The election became the firing point. Statewide put out a hard-punch investigation of Churchail’s bank records ... and decided to back Lever ‘Lanky’ Johnson II for County Commissioner.
The New Reform Party nominated Lever ‘Lanky.’ They came up with the slogan “Vote for Clever Lever,” and paid an army of workers to hang his posters on every telephone pole.
Not just that, but young Mr Lanky was good looking and a college math professor. Apparently he had a long slide rule, which of late was getting administered to Mrs Churchail every fourth Wednesday of the month, following the New Christian School Board meeting.
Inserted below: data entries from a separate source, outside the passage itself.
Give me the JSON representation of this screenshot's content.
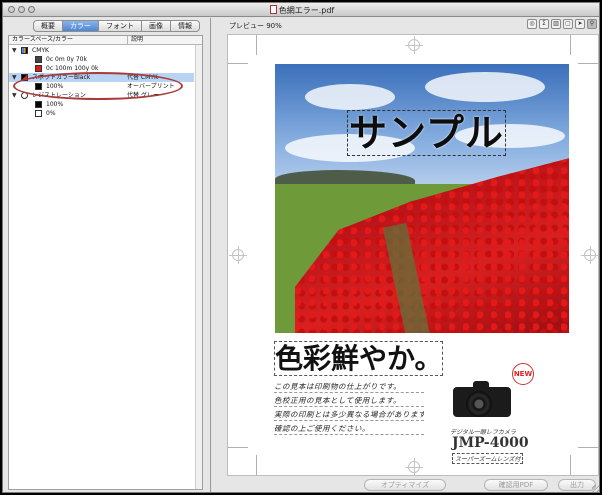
{
  "window": {
    "title": "色網エラー.pdf"
  },
  "left_pane": {
    "tabs": [
      {
        "label": "概要",
        "active": false
      },
      {
        "label": "カラー",
        "active": true
      },
      {
        "label": "フォント",
        "active": false
      },
      {
        "label": "画像",
        "active": false
      },
      {
        "label": "情報",
        "active": false
      }
    ],
    "list_header": {
      "col1": "カラースペース/カラー",
      "col2": "説明"
    },
    "rows": [
      {
        "label": "CMYK",
        "description": "",
        "level": 0,
        "icon": "cmyk-icon",
        "selected": false
      },
      {
        "label": "0c 0m 0y 70k",
        "description": "",
        "level": 1,
        "swatch": "#444444",
        "selected": false
      },
      {
        "label": "0c 100m 100y 0k",
        "description": "",
        "level": 1,
        "swatch": "#e01818",
        "selected": false
      },
      {
        "label": "スポットカラーBlack",
        "description": "代替 CMYK",
        "level": 0,
        "icon": "spot-color-icon",
        "selected": true
      },
      {
        "label": "100%",
        "description": "オーバープリント",
        "level": 1,
        "swatch": "#000000",
        "selected": false
      },
      {
        "label": "レジストレーション",
        "description": "代替 グレー",
        "level": 0,
        "icon": "registration-icon",
        "selected": false
      },
      {
        "label": "100%",
        "description": "",
        "level": 1,
        "swatch": "#000000",
        "selected": false
      },
      {
        "label": "0%",
        "description": "",
        "level": 1,
        "swatch": "#ffffff",
        "selected": false
      }
    ]
  },
  "right_pane": {
    "preview_label": "プレビュー 90%",
    "toolbar_icons": [
      "overprint-icon",
      "sigma-icon",
      "separations-icon",
      "page-icon",
      "arrow-icon",
      "zoom-icon"
    ],
    "document": {
      "headline": "サンプル",
      "subheadline": "色彩鮮やか。",
      "body_lines": [
        "この見本は印刷物の仕上がりです。",
        "色校正用の見本として使用します。",
        "実際の印刷とは多少異なる場合があります。",
        "確認の上ご使用ください。"
      ],
      "badge": "NEW",
      "product_caption": "デジタル一眼レフカメラ",
      "product_model": "JMP-4000",
      "product_sub": "スーパーズームレンズ付"
    },
    "buttons": {
      "optimize": "オプティマイズ",
      "proof_pdf": "確認用PDF",
      "output": "出力"
    }
  }
}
Mrs Churchail was fed up with Thomas Churchail’s love-lolling for money and young girls. She had taken up with Mr Lanky and craved his rhythmic upshot of duty between her breaths. She was a bit older and quite familiar with her husband’s business and personal affairs, thinking it would be nice to see him in jail stripes so she could enjoy her own proclivities.

The Upstate Boys and the machine politicians had gotten themselves into a brawl across the state over control of the counties.
They decided that Churchail was important and they needed to throw extra weight behind him, and then somebody came up with the slogan 'Yankee Lanky.'

The reason for calling Lanky a Yankee was dubious, since supposedly his mother came from Illinois, the despised home of Lincoln the dictator who whipped the South, when actually it was his sister who moved there.
No matter the facts, another army of volunteers followed behind Reform Party volunteers and pasted the 'Yankee Lanky' slogan over 'Clever Lever' posters.
That prompted Statewide to put up money to re-paste slogans over the Yankee slogan, saying Hail No.

It was quite good for local entertainment, and more so after Mrs Churchail's involvements with Lanky were disclosed at the School Board meeting.
Mrs Churchail, hardly accustomed to public embarrassment, had her numerous and important friends make wild accusations of slander followed by all of them getting up and walking out of the meeting. It was an impressive show of allegiance made stronger by the knowledge that most of the women were vulnerably exposed over their own dilly dally enjoinments that had been confided to Mrs Churchail over the years, all in good friendship no doubt.

The effort backfired against the Christians, and handsome Mr Lanky was more popular than ever with the women.
However, more importantly to the election, Mrs Churchail ended up back with her doting husband whose own carryings on were not an issue.

It had been years since Churchail ran against opposition, but the fire was still there. He wanted to win, and needed his wife's help, which was unlikely since she would benefit nicely if he went to prison. But as it happened, the unexpected turn of events played to his favor.